Als dann der Prozeß näherrückte, beantragte ich bei der US-Mission in Westberlin, die frühere Einreisewünsche des roten Reporters mit DDR-Paß strikt abgelehnt hatte, erneut ein Visum. Nach neun Monaten Wartezeit, die nur von etlichen Verhören durch Mitarbeiter der CIA-gelenkten „Sektion Ostfragen“ des Konsulats unterbrochen wurde, erhielt ich schließlich als erster Journalist der DDR die Erlaubnis der USA-Behörden zur Berichterstattung über ein politisches Ereignis außerhalb der New Yorker UNO-Bannmeile.

So habe ich dem von Hunderten sensationslüsternen Reportern der kapitalistischen Medien verfolgten Verfahren als juristisch vorbelasteter Zeitungsmann – ich war in der zweiten Hälfte der 50er Jahre Staatsanwalt im mecklenburgischen Güstrow – zwei Monate lang bis zu meiner willkürlichen Ausweisung aus den USA beiwohnen können. Übrigens war einer meiner Artikel schon sechs Wochen vor dem Freispruch mit den Worten getitelt. „Die Wahrheit über San Rafael – vierfache Bluttat der Polizei Kaliforniens“. Das kleine Buch zum Prozeßverlauf, das ich danach den DDR-Lesern in die Hände gab, wurde 150.000 Mal verkauft.

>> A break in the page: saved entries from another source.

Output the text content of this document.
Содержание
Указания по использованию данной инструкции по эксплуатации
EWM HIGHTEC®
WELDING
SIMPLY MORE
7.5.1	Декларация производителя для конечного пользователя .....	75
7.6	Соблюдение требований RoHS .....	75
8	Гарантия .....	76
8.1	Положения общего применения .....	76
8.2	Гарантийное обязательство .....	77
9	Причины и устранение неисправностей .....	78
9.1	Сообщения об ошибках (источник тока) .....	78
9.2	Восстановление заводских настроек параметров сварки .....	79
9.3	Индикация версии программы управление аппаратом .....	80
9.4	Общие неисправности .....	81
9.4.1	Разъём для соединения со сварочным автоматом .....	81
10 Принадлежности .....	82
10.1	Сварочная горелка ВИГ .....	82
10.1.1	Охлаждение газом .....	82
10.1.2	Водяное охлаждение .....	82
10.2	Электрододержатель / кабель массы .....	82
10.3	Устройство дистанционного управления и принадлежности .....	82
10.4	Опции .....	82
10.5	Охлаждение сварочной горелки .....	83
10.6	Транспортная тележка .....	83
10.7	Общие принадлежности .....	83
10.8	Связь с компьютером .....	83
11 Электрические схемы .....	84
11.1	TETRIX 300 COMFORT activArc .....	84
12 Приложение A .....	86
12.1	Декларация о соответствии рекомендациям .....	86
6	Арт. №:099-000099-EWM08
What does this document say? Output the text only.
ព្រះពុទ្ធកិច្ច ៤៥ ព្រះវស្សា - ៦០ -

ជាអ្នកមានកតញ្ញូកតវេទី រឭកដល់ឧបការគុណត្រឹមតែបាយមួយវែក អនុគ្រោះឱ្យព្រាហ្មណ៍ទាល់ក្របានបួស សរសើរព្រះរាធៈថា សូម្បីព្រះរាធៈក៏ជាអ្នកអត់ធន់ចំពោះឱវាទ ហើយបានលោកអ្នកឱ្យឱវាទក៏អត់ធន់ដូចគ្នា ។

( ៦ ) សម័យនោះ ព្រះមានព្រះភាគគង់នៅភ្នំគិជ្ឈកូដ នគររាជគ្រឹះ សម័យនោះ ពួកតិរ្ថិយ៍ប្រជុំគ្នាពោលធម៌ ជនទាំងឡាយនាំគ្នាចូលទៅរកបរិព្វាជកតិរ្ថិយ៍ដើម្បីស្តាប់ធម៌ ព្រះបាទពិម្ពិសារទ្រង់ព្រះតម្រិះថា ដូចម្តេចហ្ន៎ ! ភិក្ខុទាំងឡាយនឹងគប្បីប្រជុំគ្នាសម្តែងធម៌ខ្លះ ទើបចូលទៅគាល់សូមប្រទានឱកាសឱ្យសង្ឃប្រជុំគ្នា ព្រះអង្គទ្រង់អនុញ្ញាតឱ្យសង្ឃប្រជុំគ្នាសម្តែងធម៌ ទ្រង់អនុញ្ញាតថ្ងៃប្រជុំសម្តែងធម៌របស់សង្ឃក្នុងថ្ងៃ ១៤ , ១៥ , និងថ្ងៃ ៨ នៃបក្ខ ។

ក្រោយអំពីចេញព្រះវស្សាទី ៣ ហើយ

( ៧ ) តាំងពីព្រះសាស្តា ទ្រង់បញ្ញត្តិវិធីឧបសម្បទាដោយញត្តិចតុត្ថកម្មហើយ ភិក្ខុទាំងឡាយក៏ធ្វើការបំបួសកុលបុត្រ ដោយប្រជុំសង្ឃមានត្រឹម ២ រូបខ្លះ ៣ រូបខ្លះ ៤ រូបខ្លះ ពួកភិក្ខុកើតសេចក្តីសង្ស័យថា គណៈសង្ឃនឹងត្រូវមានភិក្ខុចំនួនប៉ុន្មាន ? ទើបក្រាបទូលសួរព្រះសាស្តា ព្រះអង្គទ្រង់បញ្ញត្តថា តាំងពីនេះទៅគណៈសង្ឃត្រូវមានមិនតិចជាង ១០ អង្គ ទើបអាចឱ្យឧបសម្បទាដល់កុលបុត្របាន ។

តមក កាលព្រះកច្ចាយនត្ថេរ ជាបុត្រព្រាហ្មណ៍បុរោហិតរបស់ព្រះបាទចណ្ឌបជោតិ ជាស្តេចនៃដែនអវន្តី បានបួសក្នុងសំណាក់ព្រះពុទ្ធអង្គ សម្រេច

Der jahrzehntelange Kontakt zu Angela, dessen Höhepunkte ich in ihrer Triumphfahrt durch die DDR im Herbst 1972 und in ihrer Teilnahme an dem im darauf folgenden Jahr stattfindenden X. Festival der Jugend und Studenten ebenso wie in einem ganz privaten Abendessen im Kreise meiner Familie erblicke, konnte – zunächst unterbrochen – 2005 erneuert werden. In jenem Jahr kam sie nach Berlin, um den Menschenrechtspreis der ostdeutschen Gesellschaft für Bürgerrecht und Menschenwürde (GBM) entgegenzunehmen und auf der Rosa-Luxemburg-Konferenz der Tageszeitung „junge Welt“ zu sprechen.

Die erneute Ehrung Angelas mit dem ethecon Blue Planet Award gilt in meinen Augen einer Laureatin, die diese wertvolle Auszeichnung wohl wie kaum eine andere verdient hat. So beglückwünsche ich meine langjährige Freundin und Genossin von ganzem Herzen!